Tuesday 31 July 2012

Gove Allows Unqualified Teachers into the Classroom

English: Michael Gove outside the Palace of We...
Michael Gove outside the Palace of Westminster (Photo: Wikipedia)
In another move that has angered the teaching profession and its unions, Education Secretary Michael Gove has given the green light for academies to recruit unqualified teachers into teaching positions.

All new academies sign an agreement with the Department for Education. From now on, this agreement will state that the school has the right to recruit whoever it believes to be qualified for a teaching role, removing the condition that the recruit must have QTS (Qualified Teacher Status). Existing academies may apply to have the new clause inserted into their agreements with the Department.

Academies now account for more than a half of all secondary schools in England, although they are much less prevalent in other parts of the UK. The move brings new academies into line with private schools and the government's free schools.

The Department says it expects the vast majority of recruited teachers still to have QTS status, and that it is allowing more flexibility, by allowing schools to hire people from a broader range of backgrounds.

In contrast, the feeling among the teaching profession is that Michael Gove is trying to de-professionalise teaching. The general secretary of the NUT, Christine Blower, has described it as a cost-cutting measure and a clear dereliction of duty.

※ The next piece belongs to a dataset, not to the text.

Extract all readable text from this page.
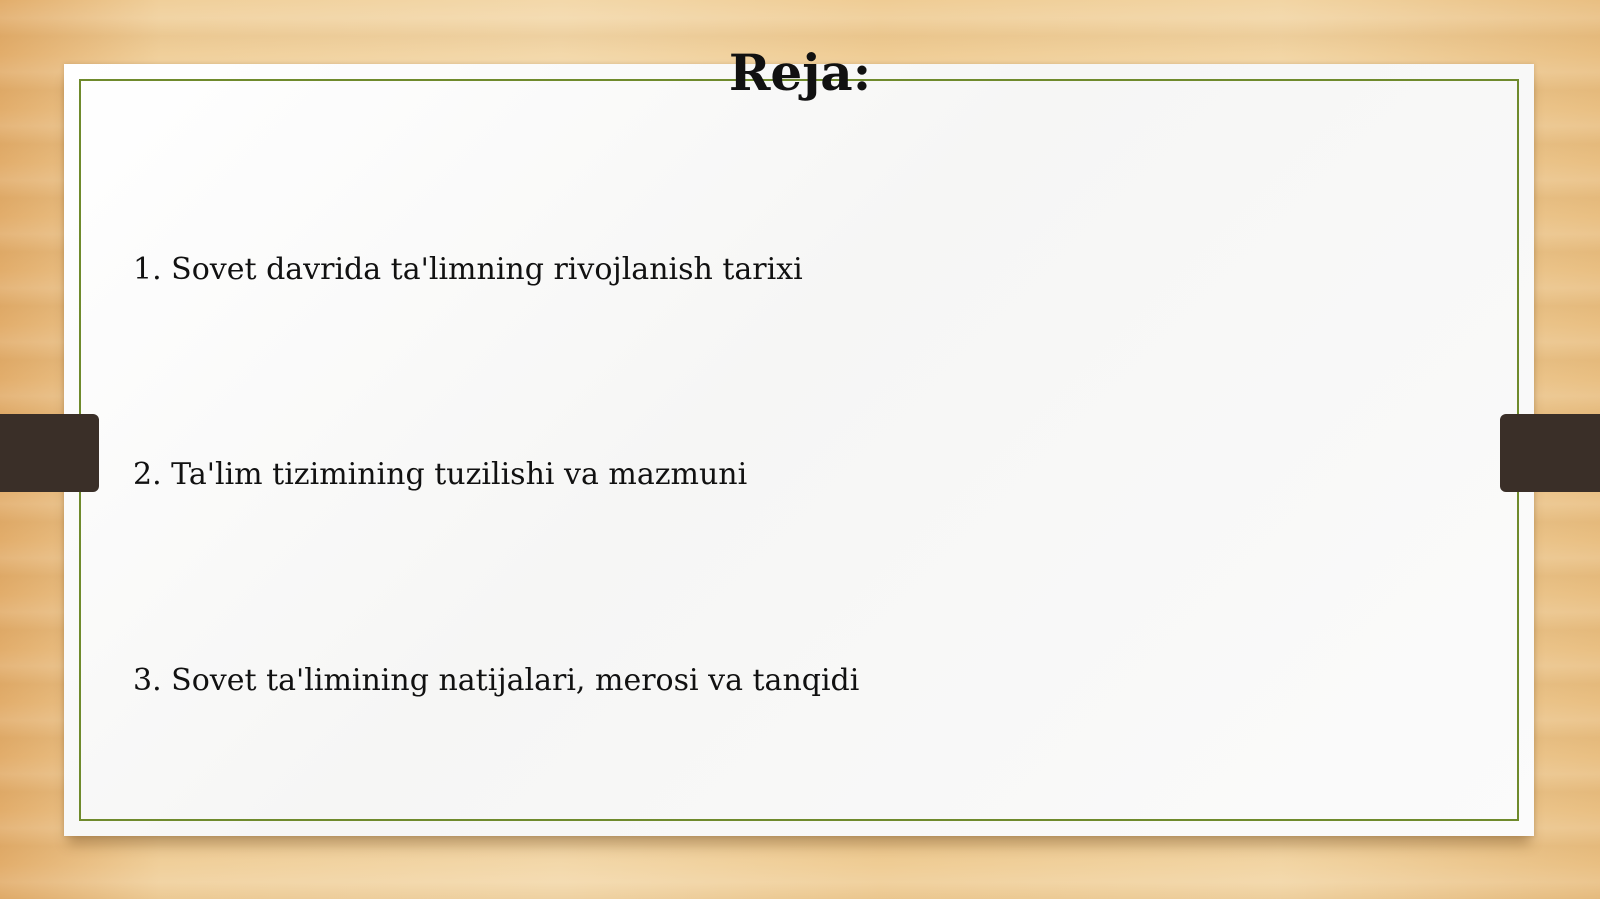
Reja:
1. Sovet davrida ta'limning rivojlanish tarixi
2. Ta'lim tizimining tuzilishi va mazmuni
3. Sovet ta'limining natijalari, merosi va tanqidi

Unions point to the fact that Mr Gove has in the past praised the education system of Finland, where teachers are respected and paid accordingly. In other countries where the required level of teaching qualifications is being watered down, such as Sweden, educational standards now appear to be falling.

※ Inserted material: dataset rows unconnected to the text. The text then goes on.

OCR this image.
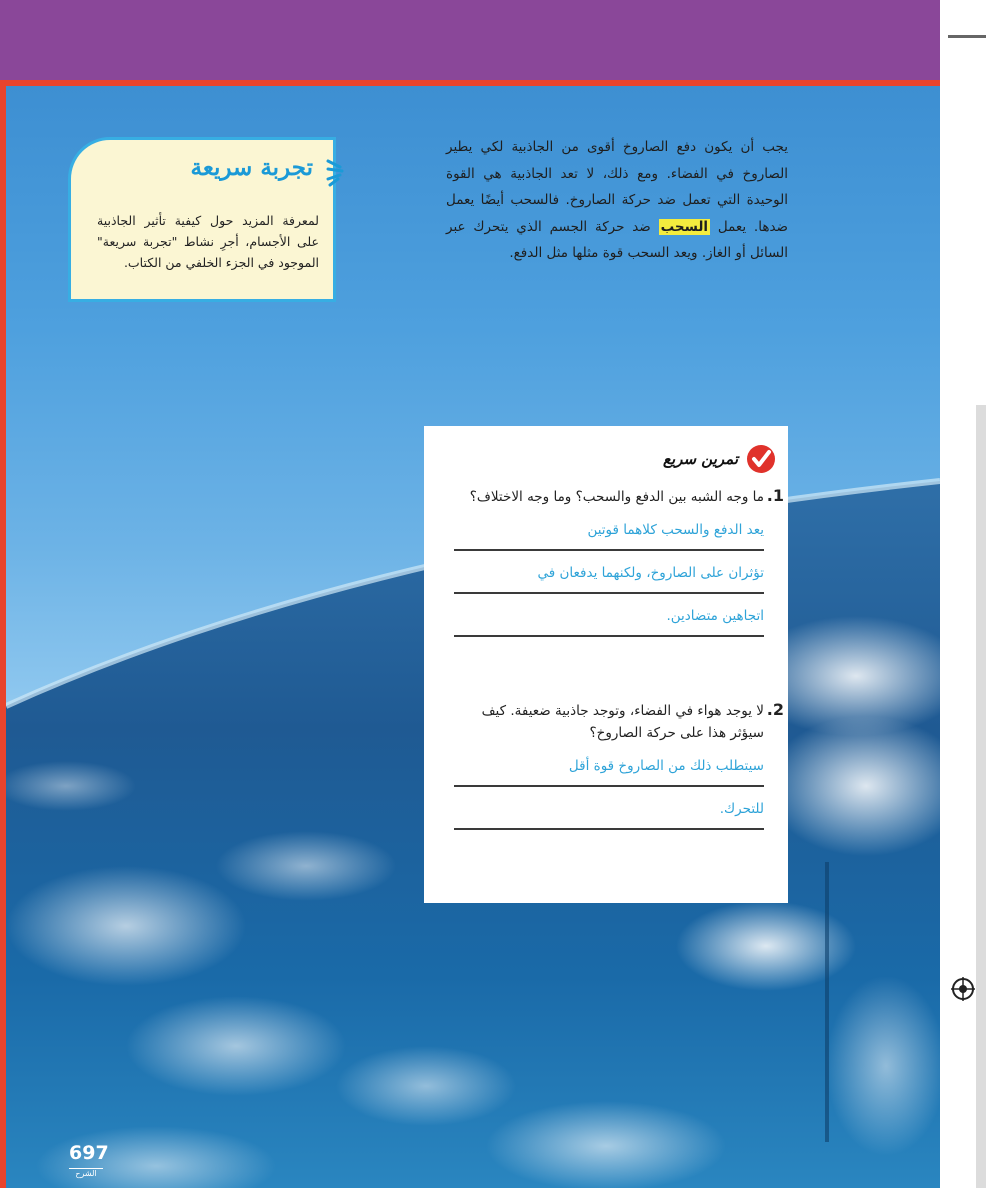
يجب أن يكون دفع الصاروخ أقوى من الجاذبية لكي يطير الصاروخ في الفضاء. ومع ذلك، لا تعد الجاذبية هي القوة الوحيدة التي تعمل ضد حركة الصاروخ. فالسحب أيضًا يعمل ضدها. يعمل السحب ضد حركة الجسم الذي يتحرك عبر السائل أو الغاز. ويعد السحب قوة مثلها مثل الدفع.
تجربة سريعة
لمعرفة المزيد حول كيفية تأثير الجاذبية على الأجسام، أجرِ نشاط "تجربة سريعة" الموجود في الجزء الخلفي من الكتاب.
تمرين سريع
1.
ما وجه الشبه بين الدفع والسحب؟ وما وجه الاختلاف؟
يعد الدفع والسحب كلاهما قوتين
تؤثران على الصاروخ، ولكنهما يدفعان في
اتجاهين متضادين.
2.
لا يوجد هواء في الفضاء، وتوجد جاذبية ضعيفة. كيف سيؤثر هذا على حركة الصاروخ؟
سيتطلب ذلك من الصاروخ قوة أقل
للتحرك.
697
الشرح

Teachers know how rigorous and valuable their training is. They know that pupils do not respond as well to untrained teaching and that this applies both to the academic rigour required and to classroom management.

Many teachers also suspect that this is one step of a plan for further privatisation of the education sector, eventually allowing private companies to run the academies for a profit and offering a cut-price education, to compete with neighbouring schools.

This is another move that the Education Secretary has attempted to introduce by stealth, as a part of his creeping revolution of the UK's education system. But proposals such as this, with such far-reaching consequences, will not go unnoticed by the teaching profession. There will be trouble ahead.